Une sécurité renforcée par le volume des données

De son côté, Rémi Thomas s’attaque à un gros morceau : sa société In&Motion a entre autres développé un gilet airbag connecté pour motards. Outre sa volonté de diminuer les conséquences physiques d’un accident, l’entrepreneur mise sur la collecte des données pour sensibiliser sa cible à travers des actions de prévention : « Nous avons récolté des données sur des millions de kilomètres parcourus par les motards qui utilisent notre système, ce qui in fine nous permet d’analyser leurs mouvements. Ainsi, plus nous avons d’utilisateurs, plus notre algorithme est performant« . La sécurité est donc l’affaire de tous, mais cela n’a jamais été un grand secret.

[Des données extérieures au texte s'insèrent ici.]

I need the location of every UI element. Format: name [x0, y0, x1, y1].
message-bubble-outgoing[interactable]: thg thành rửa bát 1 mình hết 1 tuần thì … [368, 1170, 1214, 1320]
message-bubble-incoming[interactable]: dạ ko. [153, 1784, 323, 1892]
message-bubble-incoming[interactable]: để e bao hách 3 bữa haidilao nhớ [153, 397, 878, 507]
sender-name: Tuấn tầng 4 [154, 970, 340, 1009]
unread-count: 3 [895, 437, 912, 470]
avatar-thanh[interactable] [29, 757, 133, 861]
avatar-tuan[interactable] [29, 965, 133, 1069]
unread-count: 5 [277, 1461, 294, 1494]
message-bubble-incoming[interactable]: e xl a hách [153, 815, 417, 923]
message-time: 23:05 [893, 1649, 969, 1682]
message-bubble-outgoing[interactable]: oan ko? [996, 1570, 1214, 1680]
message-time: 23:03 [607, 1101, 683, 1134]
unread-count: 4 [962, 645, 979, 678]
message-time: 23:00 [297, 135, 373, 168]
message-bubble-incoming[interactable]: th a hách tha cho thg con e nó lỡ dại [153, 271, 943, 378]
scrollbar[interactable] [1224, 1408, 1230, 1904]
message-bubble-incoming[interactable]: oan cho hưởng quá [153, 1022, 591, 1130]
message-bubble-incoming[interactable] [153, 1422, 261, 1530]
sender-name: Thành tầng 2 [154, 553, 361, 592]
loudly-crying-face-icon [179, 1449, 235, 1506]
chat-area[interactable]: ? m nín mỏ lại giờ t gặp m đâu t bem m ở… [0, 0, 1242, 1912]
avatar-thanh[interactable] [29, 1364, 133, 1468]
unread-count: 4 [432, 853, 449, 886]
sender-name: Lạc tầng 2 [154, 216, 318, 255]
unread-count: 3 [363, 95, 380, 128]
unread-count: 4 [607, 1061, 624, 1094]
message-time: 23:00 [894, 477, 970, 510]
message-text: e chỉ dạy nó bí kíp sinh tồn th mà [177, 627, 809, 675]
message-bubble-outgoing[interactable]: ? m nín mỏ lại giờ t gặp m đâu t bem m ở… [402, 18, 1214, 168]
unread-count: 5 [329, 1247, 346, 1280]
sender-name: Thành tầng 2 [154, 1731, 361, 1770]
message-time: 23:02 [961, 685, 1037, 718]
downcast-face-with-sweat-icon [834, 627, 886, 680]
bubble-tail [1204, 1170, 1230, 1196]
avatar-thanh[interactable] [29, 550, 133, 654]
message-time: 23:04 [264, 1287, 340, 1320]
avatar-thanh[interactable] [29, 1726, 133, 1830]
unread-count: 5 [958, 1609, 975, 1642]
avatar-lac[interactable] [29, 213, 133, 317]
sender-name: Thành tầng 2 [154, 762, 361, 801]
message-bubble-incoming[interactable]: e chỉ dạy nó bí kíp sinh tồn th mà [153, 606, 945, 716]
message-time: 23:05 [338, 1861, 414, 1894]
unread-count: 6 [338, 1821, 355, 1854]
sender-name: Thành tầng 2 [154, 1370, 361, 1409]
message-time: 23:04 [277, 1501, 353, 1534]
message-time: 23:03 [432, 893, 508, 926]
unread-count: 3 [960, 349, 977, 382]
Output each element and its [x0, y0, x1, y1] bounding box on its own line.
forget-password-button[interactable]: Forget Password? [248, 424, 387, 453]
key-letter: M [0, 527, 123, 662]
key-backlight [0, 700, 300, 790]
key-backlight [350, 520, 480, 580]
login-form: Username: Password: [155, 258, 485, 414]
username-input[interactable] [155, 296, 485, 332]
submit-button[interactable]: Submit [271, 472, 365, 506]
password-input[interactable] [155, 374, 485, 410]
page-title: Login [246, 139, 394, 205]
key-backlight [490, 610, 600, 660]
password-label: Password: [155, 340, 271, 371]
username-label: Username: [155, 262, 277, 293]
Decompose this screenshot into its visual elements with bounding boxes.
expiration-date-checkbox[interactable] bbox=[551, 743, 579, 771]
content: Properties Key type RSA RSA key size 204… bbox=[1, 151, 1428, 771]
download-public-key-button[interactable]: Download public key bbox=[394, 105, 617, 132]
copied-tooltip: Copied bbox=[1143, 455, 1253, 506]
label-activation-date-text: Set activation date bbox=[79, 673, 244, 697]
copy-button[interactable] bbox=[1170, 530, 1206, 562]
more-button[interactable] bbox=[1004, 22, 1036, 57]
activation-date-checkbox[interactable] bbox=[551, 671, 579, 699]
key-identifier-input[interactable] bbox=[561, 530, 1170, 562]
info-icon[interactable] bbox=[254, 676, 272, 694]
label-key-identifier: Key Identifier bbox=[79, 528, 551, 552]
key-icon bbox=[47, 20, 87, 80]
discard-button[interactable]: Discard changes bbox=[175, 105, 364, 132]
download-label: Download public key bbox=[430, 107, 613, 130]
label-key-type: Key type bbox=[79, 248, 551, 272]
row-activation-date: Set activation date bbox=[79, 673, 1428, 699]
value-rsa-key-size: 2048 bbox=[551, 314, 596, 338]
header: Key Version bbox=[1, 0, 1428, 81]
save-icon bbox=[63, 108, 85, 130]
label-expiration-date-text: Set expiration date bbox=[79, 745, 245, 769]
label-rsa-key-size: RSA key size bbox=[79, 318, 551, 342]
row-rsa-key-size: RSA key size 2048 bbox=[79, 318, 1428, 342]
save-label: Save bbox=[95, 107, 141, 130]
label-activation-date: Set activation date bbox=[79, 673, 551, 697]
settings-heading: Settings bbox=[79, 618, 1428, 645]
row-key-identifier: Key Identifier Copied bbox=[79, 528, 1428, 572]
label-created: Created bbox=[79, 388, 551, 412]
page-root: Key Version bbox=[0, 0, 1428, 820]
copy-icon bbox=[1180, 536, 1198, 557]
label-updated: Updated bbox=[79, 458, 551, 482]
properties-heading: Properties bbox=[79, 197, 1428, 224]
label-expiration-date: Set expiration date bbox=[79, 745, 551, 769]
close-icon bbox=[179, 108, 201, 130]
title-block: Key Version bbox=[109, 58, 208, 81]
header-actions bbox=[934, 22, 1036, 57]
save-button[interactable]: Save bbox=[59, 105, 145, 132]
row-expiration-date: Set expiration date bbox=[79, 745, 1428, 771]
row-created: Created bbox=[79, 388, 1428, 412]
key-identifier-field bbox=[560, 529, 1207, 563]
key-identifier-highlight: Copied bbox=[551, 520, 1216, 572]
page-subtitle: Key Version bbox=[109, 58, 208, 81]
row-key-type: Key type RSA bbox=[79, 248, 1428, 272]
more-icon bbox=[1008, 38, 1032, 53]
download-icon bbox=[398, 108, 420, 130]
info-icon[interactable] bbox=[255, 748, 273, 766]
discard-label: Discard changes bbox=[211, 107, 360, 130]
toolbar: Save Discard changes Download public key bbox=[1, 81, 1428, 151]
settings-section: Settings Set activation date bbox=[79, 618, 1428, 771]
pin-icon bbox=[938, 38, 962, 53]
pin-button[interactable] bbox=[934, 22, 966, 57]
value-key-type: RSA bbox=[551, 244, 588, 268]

Toutefois, une adoption massive de ces dispositifs ne pourra se faire que si leur prix est accessible et que l’ensemble de la chaîne du système de santé se sent concerné. « En France, la tâche est complexe car les systèmes de prévention sont payés par les utilisateurs alors que le soin curatif est gratuit. C’est pourtant l’action préventive qui a vocation à limiter les actes curatifs, explique Julien Larfouilloux, responsable Programmes e-santé et IOT du groupe mutualiste VYV. Il est certain que nous ne pourrons jamais rembourser les gadgets connectés que les gens s’offrent à Noël, en revanche les assureurs ont une carte à jouer dans la mutualisation des coûts de fabrication des objets », conclut-il. Le chemin est encore long, alors autant continuer de compter nos pas.